The Mudcat Café TM
Thread #43943   Message #1695432
Posted By: Don Firth
16-Mar-06 - 03:29 PM
Thread Name: blue books revisited (Rise Up Singing)
Subject: RE: blue books revisited (Rise Up Singing)
This may sound a bit like I'm back-pedaling, but not so.

I have no objection to a group of people and singing out of RUS or whatever they like, if that's what they want to do. As Joe points out, people can have a lot of fun with it. It's just that, apart from when I go to church and sing out of the hymnal along with the rest of the congregation, that kind of singing doesn't particularly appeal to me, especially if that's all that happens at a given song fest.

Apart from the song book thing, I have no particular objection if someone wants to keep a notebook of lead-sheets for songs already learned, and keep it in easy view so it can be glanced at from time to time if need be.

I don't think my memory is failing, even if I have become one of The Ancient Ones. But I find that I have occasional "senior moments" with songs that I've sung perhaps hundreds if not thousands of times in the past. Most annoying! For about a decade, during the Fifties and Sixties, I sang somewhere almost every week, usually several evenings a week: coffeehouse, concert, or some other gig, or if not there, at a "hoot" or song fest in someone's house. Except for learning new songs, I rarely had to practice because I hardly needed to. I had a pretty large repertoire, but singing as much as I did, it wasn't hard to keep it up to snuff.
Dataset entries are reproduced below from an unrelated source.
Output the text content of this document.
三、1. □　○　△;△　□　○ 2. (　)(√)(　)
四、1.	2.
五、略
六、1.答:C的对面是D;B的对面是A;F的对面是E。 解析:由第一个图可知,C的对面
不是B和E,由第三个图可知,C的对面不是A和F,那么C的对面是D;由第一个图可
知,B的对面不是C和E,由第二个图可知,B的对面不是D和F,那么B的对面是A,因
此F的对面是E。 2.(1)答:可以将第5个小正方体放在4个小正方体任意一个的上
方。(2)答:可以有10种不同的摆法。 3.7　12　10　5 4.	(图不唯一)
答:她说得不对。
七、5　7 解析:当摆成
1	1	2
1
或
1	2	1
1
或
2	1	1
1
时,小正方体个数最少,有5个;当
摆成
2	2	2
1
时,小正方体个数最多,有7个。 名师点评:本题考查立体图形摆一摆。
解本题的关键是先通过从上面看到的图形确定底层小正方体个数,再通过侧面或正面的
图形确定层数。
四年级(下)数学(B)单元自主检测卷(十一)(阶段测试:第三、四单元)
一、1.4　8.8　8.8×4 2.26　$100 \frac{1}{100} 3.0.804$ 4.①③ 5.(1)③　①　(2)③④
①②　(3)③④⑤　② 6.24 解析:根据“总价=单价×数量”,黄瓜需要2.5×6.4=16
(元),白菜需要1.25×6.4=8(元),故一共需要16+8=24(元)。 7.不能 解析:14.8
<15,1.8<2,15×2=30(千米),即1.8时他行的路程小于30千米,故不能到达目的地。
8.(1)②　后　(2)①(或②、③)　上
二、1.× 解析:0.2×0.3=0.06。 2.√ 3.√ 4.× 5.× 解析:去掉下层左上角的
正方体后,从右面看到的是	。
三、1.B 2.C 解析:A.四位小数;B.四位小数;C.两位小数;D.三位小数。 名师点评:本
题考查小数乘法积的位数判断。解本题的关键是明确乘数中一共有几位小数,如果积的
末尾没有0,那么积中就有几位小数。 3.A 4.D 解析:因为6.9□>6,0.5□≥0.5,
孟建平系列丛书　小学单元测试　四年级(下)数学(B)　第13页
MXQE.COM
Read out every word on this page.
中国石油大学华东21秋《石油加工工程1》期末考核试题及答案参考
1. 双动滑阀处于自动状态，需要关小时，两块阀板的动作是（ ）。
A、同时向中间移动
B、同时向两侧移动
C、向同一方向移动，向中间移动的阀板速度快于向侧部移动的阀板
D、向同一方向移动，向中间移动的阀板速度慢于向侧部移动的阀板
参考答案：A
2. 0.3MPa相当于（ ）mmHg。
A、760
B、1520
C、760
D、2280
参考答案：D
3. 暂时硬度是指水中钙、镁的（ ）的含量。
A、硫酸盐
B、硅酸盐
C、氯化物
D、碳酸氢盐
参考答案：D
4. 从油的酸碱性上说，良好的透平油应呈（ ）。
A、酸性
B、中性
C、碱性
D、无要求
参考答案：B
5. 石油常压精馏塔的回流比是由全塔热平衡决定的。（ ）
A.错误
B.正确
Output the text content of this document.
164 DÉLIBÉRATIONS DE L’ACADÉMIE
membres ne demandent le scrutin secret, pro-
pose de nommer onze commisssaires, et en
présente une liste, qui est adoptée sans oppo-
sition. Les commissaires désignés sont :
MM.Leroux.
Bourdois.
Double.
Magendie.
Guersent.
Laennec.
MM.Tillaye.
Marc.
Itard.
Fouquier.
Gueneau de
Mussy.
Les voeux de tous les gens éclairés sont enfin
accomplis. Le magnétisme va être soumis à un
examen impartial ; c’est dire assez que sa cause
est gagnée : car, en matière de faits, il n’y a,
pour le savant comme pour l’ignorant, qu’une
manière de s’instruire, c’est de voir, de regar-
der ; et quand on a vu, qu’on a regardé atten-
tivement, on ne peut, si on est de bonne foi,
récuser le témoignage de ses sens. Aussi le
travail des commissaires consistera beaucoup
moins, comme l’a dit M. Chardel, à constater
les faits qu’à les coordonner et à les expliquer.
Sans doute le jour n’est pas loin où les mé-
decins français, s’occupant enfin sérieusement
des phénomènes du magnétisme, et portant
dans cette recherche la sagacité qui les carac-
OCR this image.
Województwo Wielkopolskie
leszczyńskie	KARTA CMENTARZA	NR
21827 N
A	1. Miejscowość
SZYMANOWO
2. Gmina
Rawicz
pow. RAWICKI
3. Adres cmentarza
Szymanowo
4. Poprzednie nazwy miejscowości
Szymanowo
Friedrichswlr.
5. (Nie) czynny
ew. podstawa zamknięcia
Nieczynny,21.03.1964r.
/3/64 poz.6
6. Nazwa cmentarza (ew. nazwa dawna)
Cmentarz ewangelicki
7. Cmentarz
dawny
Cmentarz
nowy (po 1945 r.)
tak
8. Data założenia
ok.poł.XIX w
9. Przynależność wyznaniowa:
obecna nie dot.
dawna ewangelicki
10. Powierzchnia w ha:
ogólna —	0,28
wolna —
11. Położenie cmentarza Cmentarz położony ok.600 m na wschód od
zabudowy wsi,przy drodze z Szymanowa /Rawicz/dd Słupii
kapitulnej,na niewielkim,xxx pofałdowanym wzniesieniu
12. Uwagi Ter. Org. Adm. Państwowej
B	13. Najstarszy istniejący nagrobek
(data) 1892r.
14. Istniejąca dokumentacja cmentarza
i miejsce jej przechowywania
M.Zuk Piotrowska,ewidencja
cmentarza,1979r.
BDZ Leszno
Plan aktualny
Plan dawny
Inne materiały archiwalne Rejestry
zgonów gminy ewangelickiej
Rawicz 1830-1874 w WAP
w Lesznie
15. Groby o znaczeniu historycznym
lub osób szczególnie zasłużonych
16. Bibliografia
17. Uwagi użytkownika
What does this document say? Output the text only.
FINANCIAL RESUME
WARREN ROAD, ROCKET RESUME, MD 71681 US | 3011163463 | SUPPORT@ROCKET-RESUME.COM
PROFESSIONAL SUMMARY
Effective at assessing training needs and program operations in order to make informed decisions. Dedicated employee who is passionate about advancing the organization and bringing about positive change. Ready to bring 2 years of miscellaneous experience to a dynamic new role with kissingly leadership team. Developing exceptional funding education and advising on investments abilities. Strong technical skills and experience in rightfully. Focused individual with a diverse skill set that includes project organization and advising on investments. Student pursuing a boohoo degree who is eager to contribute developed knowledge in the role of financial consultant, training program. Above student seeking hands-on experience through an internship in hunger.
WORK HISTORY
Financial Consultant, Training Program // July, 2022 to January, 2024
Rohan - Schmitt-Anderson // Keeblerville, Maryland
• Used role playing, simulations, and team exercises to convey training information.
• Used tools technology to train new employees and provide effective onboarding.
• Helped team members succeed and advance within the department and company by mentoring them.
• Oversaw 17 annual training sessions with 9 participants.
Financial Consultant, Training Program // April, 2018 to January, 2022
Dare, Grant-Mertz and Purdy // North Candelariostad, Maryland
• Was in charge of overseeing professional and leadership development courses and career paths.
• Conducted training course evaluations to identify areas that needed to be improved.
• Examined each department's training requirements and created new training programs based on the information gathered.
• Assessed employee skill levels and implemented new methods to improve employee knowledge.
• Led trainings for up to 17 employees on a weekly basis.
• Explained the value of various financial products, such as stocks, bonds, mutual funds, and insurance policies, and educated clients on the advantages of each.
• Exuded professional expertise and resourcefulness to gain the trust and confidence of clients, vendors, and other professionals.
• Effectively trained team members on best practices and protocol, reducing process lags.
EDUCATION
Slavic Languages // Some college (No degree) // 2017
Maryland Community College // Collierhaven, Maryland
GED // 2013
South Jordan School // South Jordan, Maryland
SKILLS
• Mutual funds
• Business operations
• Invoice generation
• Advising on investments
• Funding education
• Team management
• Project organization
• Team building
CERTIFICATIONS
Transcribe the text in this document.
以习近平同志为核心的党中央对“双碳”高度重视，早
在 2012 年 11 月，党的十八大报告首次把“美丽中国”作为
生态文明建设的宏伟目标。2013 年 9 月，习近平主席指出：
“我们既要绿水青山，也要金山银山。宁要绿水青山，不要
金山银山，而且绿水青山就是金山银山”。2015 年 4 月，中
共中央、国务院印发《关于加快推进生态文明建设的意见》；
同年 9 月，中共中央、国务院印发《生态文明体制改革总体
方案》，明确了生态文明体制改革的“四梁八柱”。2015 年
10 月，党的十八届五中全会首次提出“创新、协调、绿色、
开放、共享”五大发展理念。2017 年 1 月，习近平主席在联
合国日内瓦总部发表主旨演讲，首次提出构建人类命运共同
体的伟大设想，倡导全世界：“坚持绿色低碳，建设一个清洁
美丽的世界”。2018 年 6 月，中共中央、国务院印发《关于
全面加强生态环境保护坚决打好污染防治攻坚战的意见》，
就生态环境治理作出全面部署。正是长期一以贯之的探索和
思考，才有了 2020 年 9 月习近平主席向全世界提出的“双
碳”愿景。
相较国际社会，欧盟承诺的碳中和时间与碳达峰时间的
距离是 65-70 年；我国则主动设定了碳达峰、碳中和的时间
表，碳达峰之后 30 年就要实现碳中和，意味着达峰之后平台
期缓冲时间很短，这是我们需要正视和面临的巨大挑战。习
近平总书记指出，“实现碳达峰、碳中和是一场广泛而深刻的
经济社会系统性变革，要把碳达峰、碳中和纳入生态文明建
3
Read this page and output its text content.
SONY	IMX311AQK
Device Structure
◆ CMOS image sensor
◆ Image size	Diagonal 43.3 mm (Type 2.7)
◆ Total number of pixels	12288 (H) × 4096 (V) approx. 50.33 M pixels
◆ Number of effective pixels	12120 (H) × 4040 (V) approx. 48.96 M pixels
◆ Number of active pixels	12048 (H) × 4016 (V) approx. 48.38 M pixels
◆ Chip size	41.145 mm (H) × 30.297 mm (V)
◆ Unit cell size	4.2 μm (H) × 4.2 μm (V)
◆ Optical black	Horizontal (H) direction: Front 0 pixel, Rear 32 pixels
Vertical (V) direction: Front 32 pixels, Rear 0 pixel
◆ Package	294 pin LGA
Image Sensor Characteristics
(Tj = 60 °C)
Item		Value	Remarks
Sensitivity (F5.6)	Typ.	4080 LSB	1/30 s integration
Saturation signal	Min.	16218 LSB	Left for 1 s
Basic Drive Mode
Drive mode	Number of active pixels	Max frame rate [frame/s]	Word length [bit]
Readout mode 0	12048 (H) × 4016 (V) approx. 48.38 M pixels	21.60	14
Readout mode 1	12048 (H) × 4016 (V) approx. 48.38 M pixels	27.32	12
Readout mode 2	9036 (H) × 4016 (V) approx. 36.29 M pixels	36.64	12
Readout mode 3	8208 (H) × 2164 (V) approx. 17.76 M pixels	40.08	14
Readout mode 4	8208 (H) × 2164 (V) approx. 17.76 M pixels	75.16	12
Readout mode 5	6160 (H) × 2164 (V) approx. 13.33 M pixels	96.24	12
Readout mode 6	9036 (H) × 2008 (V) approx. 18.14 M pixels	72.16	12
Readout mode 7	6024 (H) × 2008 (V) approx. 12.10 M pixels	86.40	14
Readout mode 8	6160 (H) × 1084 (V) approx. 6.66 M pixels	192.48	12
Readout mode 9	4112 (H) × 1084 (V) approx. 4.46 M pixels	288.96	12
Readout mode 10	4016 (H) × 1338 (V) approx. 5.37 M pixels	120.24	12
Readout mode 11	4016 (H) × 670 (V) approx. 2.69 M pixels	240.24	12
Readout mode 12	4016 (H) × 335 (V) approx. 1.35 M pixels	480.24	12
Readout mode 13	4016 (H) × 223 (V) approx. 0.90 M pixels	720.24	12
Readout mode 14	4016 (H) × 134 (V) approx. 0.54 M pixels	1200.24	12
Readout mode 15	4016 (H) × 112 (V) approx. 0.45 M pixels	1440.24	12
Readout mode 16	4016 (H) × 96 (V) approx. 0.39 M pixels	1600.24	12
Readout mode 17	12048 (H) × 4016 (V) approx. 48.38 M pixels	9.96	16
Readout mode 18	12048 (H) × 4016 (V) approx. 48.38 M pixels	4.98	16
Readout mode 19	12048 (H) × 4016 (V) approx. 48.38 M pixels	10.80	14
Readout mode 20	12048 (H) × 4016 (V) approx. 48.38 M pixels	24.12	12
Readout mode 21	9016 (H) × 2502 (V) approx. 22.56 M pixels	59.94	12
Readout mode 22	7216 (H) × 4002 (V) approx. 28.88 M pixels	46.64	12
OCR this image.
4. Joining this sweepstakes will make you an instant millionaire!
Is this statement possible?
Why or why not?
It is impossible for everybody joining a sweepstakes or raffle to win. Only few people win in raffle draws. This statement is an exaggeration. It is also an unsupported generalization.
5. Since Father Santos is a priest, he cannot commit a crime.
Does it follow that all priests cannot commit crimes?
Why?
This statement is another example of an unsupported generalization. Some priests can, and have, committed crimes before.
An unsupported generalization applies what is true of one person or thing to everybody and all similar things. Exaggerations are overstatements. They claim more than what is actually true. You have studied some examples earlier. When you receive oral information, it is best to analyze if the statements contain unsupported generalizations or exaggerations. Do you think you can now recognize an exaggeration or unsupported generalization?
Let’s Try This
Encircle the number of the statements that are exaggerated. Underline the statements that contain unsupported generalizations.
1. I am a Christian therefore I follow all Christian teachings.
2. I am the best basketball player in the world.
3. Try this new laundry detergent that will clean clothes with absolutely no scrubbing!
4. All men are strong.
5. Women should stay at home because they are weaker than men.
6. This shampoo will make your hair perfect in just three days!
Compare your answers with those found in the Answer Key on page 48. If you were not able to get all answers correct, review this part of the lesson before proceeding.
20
But that was awhile back. Although I try to limber up my fingers on the guitar, warm up my voice, and sing a bit every day, I don't sing anywhere near as often or as much as I used to: maybe eight or ten times a year altogether at get-togethers at Bob's or at Alice's or at our place, rather than two or three evenings a week.

Frustratingly enough, the songs tend to slip away if they're not sung with some regularity. It especially seems to be a case of "last in, first out." The songs I've learned most recently are the ones that I have the occasional "senior moment" with, even though I learn them thoroughly and practice them a lot before I try them in front of other people. So it seems to me that the reasonable thing to do is to keep lead sheets within easy view and give it a quick glance when needed. Since the song has already been learned, the occasional glance is not the same as having to read it off, or sing it out of a book.

In professional theater and at the opera, there is the prompter hunkered down in the prompter's box, ready to quickly and quietly feed a line to an actor or singer if they blank out, as everyone does from time to time. Symphony musicians know the music and are well rehearsed, but they all have the score in front of them. On television a decade or two back, Itzhak Perlman, Pinchas Zukerman, Jacqueline du Pré, Zubin Mehta, and Daniel Barenboim did a bravura performance of Schubert's "Trout Quintet," and they each had the music on a music stand in front of them. They rarely glanced at it, but it was there, just in case. Luciano Pavarotti knows the scores to fifty or sixty full operas and dozens and dozens of other songs. On television specials, unless it's a fully staged opera, he usually sings with a music stand within easy view. He doesn't sing from the music, but now and then, he may give it a quick glance. And he's not the only one. He certainly knows the music and is obviously well-rehearsed when he goes before the cameras, but no one, not even he, can be absolutely sure they won't have a temporary lapse. Better to have a quick reminder unobtrusively within view than to blow it on national TV.

So if I start showing up at song fests and hoots with a three-ring notebook full of lead-sheets, that's why. But they won't be songs I have not already learned well and sung a lot.